Texto del Evangelio (Mt 25,1-13): En aquel tiempo, Jesús dijo a sus discípulos esta parábola: «El Reino de los Cielos será semejante a diez vírgenes, que, con su lámpara en la mano, salieron al encuentro del novio. Cinco de ellas eran necias, y cinco prudentes. Las necias, en efecto, al tomar sus lámparas, no se proveyeron de aceite; las prudentes, en cambio, junto con sus lámparas tomaron aceite en las alcuzas. Como el novio tardara, se adormilaron todas y se durmieron. Mas a media noche se oyó un grito: ‘¡Ya está aquí el novio! ¡Salid a su encuentro!’. Entonces todas aquellas vírgenes se levantaron y arreglaron sus lámparas. Y las necias dijeron a las prudentes: ‘Dadnos de vuestro aceite, que nuestras lámparas se apagan’. Pero las prudentes replicaron: ‘No, no sea que no alcance para nosotras y para vosotras; es mejor que vayáis donde los vendedores y os lo compréis’. Mientras iban a comprarlo, llegó el novio, y las que estaban preparadas entraron con él al banquete de boda, y se cerró la puerta. Más tarde llegaron las otras vírgenes diciendo: ‘¡Señor, señor, ábrenos!’. Pero él respondió: ‘En verdad os digo que no os conozco’. Velad, pues, porque no sabéis ni el día ni la hora».


«En verdad os digo que no os conozco»
Rev. D. Joan Ant. MATEO i García 
(La Fuliola, Lleida, España)


Hoy, Viernes XXI del tiempo ordinario, el Señor nos recuerda en el Evangelio que hay que estar siempre vigilantes y preparados para encontrarnos con Él. A media noche, en cualquier momento, pueden llamar a la puerta e invitarnos a salir a recibir al Señor. La muerte no pide cita previa. De hecho, «no sabéis ni el día ni la hora» (Mt 25,13).

Vigilar no significa vivir con miedo y angustia. Quiere decir vivir de manera responsable nuestra vida de hijos de Dios, nuestra vida de fe, esperanza y caridad. El Señor espera continuamente nuestra respuesta de fe y amor, constantes y pacientes, en medio de las ocupaciones y preocupaciones que van tejiendo nuestro vivir.

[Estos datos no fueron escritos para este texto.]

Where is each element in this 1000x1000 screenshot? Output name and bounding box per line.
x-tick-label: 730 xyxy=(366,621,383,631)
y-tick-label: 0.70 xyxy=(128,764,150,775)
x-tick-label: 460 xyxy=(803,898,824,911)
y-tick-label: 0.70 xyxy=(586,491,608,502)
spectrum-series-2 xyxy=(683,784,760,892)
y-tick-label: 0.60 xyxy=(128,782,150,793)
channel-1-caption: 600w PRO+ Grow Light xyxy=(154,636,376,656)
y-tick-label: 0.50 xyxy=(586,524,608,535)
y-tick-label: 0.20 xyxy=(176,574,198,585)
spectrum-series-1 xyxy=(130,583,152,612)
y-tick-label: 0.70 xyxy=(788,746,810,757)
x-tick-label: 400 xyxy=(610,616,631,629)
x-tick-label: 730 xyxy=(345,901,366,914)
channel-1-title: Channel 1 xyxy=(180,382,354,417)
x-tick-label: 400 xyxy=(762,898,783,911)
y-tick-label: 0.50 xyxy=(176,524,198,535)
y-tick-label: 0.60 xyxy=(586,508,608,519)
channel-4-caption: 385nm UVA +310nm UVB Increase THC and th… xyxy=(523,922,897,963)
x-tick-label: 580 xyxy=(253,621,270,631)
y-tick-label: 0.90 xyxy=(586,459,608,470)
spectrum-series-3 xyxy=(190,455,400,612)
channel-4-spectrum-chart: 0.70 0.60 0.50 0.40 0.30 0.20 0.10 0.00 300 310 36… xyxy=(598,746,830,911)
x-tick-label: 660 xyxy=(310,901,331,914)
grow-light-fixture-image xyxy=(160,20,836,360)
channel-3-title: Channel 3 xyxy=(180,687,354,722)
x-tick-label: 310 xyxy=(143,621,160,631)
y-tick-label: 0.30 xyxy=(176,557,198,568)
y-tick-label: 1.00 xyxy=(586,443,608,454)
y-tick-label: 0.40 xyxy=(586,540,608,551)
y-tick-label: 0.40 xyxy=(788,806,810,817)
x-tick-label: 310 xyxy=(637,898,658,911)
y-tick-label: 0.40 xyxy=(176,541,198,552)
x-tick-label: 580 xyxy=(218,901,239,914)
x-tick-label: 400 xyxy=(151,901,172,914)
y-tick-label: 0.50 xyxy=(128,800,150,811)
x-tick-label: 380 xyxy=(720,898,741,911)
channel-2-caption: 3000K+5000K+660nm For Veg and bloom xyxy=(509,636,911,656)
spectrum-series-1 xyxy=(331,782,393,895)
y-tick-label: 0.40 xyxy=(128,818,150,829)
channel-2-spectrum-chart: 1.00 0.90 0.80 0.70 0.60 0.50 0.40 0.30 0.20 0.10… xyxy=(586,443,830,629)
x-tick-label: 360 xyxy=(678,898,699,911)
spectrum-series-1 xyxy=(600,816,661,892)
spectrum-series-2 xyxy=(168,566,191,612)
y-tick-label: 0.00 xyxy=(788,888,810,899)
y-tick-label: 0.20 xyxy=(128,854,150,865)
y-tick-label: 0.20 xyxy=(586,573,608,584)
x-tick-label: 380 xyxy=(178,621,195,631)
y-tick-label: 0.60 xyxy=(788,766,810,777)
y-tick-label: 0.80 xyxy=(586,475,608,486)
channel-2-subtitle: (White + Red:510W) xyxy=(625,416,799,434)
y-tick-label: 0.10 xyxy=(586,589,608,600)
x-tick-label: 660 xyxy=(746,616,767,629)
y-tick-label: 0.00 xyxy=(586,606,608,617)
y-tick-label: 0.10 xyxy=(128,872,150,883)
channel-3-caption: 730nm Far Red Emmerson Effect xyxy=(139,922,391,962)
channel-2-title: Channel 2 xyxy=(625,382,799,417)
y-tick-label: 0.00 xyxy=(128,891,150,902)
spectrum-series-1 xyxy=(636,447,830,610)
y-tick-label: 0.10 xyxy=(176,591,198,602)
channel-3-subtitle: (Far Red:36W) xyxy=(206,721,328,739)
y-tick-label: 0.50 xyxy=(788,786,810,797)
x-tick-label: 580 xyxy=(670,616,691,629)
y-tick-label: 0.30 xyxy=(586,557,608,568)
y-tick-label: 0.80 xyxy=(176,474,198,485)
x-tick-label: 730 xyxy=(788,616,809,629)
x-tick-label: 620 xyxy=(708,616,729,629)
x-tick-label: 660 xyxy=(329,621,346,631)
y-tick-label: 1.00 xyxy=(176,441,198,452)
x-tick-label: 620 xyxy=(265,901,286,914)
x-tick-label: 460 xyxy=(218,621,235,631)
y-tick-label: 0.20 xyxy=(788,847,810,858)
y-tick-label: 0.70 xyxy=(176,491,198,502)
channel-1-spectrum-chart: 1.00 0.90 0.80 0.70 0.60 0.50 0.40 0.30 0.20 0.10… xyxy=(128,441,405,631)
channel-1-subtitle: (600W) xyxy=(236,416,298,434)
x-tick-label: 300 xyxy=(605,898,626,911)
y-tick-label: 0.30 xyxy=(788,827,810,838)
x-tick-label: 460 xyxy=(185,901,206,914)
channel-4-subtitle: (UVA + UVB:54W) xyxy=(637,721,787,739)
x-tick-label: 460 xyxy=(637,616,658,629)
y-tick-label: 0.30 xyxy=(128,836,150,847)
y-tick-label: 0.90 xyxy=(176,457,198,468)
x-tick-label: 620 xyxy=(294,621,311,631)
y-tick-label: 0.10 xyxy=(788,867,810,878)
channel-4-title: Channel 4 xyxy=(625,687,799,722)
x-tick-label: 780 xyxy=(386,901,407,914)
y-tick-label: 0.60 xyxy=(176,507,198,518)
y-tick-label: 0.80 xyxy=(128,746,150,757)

Y esta respuesta sólo la podemos dar nosotros, tú y yo. Nadie lo puede hacer en nuestro lugar. Esto es lo que significa la negativa de las vírgenes prudentes a ceder parte de su aceite para las lámparas apagadas de las vírgenes necias: «Es mejor que vayáis donde los vendedores y os lo compréis» (Mt 25,9). Así, nuestra respuesta a Dios es personal e intransferible.

No esperemos un “mañana” —que quizá no vendrá— para encender la lámpara de nuestro amor para el Esposo. Carpe diem! Hay que vivir en cada segundo de nuestra vida toda la pasión que un cristiano ha de sentir por su Señor. Es un dicho conocido, pero que no estará de más recordarlo de nuevo: «Vive cada día de tu vida como si fuese el primer día de tu existencia, como si fuese el único día de que disponemos, como si fuese el último día de nuestra vida». Una llamada realista a la necesaria y razonable conversión que hemos de llevar a término.

Que Dios nos conceda la gracia en su gran misericordia de que no tengamos que oír en la hora suprema: «En verdad os digo que no os conozco» (Mt 25,12), es decir, «no habéis tenido ninguna relación ni trato conmigo». Tratemos al Señor en esta vida de manera que lleguemos a ser conocidos y amigos suyos en el tiempo y en la eternidad.